Andererseits spart Hamburg durch den Umbau langfristig Personalkosten: Statt durch bislang zwei, bei Ausstellungen im Hubertus-Wald-Forum sogar drei Eingängen mit Kasse und Garderoben sollen die Besucher nur noch durch den seit Jahrzehnten geschlossenen Haupteingang des ältesten Traktes geschleust werden. Der liegt heute freilich in der Mitte des in mehreren Abschnitten gewachsenen Museums; den verkehrsgünstigen Zugang am Hauptbahnhof werden dann wohl allenfalls Schulklassen nutzen können. Dafür soll am neuen alten Eingang ein großzügiges Foyer entstehen, mit einem Vortrags- und Eröffnungssaal für bis zu 400 Personen, für den die nachträglich eingefügte Trennwand zwischen dem sogenannten Apollosaal und dem heutigen Saal der Meisterzeichnungen entfernt wird. Die Garderoben verschwinden in einem bislang nicht zugänglichen Kellergeschoss neben der Treppe, die zur Galerie der Gegenwart führt.

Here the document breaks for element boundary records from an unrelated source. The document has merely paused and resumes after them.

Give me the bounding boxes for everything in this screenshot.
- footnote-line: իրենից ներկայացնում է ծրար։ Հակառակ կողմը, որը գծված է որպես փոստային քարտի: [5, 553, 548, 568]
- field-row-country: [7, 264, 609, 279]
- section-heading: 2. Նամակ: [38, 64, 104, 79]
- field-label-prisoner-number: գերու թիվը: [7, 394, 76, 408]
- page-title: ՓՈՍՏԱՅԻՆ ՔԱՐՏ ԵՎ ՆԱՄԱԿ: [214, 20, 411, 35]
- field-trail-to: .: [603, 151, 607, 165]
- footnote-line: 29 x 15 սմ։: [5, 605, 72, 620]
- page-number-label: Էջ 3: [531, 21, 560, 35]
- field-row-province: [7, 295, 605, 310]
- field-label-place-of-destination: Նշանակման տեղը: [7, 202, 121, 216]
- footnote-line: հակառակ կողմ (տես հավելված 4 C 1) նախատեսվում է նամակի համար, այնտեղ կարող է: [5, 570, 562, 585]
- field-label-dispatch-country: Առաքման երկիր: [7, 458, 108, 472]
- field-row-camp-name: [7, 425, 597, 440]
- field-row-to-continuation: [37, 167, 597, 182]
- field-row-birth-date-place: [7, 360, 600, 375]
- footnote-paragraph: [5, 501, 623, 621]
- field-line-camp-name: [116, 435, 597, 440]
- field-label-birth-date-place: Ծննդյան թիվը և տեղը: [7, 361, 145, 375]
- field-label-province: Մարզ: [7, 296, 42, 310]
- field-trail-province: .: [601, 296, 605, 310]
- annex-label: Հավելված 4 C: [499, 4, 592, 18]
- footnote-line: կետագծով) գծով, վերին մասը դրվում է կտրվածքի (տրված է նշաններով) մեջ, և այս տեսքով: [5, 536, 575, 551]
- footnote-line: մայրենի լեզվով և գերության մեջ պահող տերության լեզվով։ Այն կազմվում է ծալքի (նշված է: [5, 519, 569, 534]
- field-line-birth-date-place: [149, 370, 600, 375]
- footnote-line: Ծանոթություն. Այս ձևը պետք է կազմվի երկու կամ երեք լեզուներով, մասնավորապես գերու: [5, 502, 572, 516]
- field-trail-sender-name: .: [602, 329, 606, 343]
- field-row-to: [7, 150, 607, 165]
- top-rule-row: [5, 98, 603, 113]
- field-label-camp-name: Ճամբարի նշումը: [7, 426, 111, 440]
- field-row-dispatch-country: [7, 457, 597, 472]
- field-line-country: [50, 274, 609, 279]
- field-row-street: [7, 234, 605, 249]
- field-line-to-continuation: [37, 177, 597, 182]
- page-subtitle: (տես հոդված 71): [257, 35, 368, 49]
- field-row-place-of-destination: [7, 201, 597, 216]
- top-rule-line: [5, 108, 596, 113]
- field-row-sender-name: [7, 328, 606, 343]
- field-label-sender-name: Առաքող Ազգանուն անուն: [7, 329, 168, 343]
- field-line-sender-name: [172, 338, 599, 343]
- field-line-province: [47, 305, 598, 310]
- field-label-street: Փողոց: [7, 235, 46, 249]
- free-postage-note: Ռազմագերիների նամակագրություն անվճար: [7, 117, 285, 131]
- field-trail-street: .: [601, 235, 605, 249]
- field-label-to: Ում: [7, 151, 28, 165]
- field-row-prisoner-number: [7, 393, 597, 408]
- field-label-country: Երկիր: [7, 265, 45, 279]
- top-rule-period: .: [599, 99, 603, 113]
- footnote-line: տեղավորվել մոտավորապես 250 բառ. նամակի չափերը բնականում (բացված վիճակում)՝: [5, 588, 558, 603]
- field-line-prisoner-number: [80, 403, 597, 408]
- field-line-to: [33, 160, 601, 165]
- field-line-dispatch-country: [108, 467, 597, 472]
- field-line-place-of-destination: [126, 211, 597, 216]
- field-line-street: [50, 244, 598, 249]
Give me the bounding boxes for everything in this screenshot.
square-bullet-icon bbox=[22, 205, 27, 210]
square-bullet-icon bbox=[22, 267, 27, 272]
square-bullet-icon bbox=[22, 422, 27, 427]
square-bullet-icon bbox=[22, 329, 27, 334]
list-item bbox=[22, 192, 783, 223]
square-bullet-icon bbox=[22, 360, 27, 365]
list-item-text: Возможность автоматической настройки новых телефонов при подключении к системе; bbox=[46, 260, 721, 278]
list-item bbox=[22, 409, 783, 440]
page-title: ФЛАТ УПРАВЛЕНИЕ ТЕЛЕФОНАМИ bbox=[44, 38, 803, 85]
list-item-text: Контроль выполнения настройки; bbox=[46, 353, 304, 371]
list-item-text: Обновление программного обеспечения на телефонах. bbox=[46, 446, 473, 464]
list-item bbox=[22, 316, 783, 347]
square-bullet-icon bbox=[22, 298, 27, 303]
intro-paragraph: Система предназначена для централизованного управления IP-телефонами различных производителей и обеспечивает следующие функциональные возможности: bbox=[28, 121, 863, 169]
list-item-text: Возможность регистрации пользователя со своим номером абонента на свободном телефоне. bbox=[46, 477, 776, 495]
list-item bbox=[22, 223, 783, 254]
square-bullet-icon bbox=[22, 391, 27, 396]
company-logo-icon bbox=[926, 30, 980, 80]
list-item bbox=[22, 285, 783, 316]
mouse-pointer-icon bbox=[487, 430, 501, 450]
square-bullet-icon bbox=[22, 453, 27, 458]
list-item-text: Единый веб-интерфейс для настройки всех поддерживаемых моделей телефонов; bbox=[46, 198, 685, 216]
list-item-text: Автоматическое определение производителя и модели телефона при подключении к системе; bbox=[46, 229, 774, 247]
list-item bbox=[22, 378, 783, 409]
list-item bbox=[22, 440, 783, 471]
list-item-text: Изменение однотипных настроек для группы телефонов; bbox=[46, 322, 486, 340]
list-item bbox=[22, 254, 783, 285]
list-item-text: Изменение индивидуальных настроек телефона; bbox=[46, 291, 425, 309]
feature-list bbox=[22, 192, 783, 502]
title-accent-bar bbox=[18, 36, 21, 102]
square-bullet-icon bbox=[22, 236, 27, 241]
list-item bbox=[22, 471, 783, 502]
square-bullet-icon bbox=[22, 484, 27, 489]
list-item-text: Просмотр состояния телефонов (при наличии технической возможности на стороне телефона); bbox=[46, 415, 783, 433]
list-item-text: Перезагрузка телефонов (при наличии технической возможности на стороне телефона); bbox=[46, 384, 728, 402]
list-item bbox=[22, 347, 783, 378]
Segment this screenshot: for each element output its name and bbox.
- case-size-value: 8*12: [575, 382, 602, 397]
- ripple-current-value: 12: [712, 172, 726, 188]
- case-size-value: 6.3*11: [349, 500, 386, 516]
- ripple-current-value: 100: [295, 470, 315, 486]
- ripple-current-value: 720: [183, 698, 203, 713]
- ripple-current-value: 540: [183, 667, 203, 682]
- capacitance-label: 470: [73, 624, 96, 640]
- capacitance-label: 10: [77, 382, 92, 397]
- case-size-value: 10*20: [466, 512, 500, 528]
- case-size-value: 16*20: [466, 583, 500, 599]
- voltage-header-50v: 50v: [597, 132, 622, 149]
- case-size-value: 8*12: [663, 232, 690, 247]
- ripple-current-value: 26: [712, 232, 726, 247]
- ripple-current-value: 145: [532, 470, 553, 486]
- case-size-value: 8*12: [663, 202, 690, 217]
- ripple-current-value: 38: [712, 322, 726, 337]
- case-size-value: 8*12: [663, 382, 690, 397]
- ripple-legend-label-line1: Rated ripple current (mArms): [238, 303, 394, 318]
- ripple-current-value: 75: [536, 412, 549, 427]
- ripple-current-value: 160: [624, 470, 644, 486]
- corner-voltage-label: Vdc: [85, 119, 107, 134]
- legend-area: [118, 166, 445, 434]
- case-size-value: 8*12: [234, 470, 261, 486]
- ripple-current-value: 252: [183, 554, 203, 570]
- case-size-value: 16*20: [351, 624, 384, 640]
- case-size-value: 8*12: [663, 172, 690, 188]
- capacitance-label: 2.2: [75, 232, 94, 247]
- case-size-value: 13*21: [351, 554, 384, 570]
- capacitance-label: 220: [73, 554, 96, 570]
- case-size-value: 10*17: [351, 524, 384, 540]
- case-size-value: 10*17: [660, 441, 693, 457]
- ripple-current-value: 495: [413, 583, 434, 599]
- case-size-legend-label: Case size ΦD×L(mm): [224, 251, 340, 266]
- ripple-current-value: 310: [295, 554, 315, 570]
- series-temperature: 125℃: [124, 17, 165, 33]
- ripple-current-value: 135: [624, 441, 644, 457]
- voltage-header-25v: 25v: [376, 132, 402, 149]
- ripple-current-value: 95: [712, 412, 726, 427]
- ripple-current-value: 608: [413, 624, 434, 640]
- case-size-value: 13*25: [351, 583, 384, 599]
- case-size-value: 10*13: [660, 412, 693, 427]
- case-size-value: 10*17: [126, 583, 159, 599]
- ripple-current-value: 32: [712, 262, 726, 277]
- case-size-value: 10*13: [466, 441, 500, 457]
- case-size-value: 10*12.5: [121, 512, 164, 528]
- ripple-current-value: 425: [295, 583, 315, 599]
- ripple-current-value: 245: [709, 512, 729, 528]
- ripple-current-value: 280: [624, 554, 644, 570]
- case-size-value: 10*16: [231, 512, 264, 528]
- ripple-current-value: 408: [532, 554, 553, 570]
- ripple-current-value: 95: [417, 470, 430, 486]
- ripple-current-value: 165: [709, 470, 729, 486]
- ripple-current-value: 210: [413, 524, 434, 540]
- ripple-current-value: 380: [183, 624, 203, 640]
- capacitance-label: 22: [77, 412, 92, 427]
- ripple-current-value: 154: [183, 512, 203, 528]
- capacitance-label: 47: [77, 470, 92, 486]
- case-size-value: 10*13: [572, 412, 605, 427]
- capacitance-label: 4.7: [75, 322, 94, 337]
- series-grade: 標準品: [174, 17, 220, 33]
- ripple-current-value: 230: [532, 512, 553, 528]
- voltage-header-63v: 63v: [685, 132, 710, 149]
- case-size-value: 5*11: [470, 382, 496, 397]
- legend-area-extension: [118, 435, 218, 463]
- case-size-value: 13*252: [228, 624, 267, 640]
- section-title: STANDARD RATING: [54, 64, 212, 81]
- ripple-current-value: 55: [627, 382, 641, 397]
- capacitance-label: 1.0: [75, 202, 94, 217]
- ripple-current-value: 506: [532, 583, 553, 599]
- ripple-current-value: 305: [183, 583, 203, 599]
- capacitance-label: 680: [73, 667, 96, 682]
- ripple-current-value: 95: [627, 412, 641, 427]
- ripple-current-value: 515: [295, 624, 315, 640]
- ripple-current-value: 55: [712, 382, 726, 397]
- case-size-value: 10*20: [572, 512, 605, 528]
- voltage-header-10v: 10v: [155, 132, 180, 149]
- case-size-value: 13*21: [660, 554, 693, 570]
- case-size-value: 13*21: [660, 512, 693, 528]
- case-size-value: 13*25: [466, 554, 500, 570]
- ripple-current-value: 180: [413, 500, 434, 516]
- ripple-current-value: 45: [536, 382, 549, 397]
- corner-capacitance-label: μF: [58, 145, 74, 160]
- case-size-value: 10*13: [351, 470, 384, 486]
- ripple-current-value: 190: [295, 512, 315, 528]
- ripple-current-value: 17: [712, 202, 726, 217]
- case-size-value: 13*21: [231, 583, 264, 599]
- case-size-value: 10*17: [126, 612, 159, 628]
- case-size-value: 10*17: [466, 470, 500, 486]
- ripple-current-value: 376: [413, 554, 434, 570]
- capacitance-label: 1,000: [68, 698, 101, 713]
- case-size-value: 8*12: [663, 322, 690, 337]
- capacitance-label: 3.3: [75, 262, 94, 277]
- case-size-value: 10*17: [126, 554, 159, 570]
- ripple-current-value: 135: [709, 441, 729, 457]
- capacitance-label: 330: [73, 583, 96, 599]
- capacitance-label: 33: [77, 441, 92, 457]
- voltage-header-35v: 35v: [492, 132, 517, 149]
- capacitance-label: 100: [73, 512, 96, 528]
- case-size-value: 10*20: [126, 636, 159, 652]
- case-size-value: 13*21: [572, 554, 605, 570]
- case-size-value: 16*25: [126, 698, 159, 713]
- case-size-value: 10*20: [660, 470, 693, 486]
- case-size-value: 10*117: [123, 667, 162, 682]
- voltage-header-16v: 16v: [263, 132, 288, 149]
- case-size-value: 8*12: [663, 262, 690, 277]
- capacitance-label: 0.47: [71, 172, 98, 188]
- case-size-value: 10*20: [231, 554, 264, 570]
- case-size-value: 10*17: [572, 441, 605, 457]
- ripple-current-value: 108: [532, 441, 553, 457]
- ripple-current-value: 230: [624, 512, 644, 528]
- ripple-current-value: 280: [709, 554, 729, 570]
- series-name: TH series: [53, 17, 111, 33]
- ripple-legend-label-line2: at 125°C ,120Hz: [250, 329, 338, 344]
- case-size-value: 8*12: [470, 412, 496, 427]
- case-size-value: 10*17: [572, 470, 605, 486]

Oberhalb der alten Haupttreppe soll ein chronologischer Rundgang das bislang etwas unübersichtliche Haus klarer erschließen. Den Auftakt eines Kunsthallen-Besuchs wird künftig allerdings ausgerechnet Hans Makarts Historiengemälde "Der Einzug Karls V. in Antwerpen" bilden – das rund fünf mal neuneinhalb Meter große Bild passt unaufgerollt durch keine Tür und muss an eben der Wand bleiben, an der es heute hängt. Als Gegengewicht möchte der Kunsthallen-Chef Hubertus Gaßner ihm die Werke von Max Liebermann und Lovis Corinth beigesellen, die dem legendären Direktor Alfred Lichtwark besonders am Herzen gelegen haben. Von diesem Verweis auf die Geschichte soll der Rundweg durch sanierte und neu beleuchtete Räume von den mittelalterlichen Altären bis zur Romantik in der Rotunde und dann zurück bis zur klassischen Moderne jenseits von Treppenhaus und Makart-Saal führen. Das Erdgeschoss der Rotunde und die bisherige Buchhandlung nehmen Skulpturen auf, so wie auch auf den Freiflächen zumindest ansatzweise der Lichtwarksche Plan eines Skulpturengartens aufgegriffen werden soll. Da auch Foyer und Shop der Galerie der Gegenwart der Kunst zufallen, wächst die Ausstellungsfläche insgesamt um rund 500 Quadratmeter. Verwaltung und Restauratoren bekommen zudem neue Räume in einem Anbau an der Nordseite des Hauses.

Die Bauzeit versprechen die routinierten ECE-Planer einzuhalten. So ist die Neueröffnung für den 29. April 2016 vorgesehen, lange vor der Elbphilharmonie.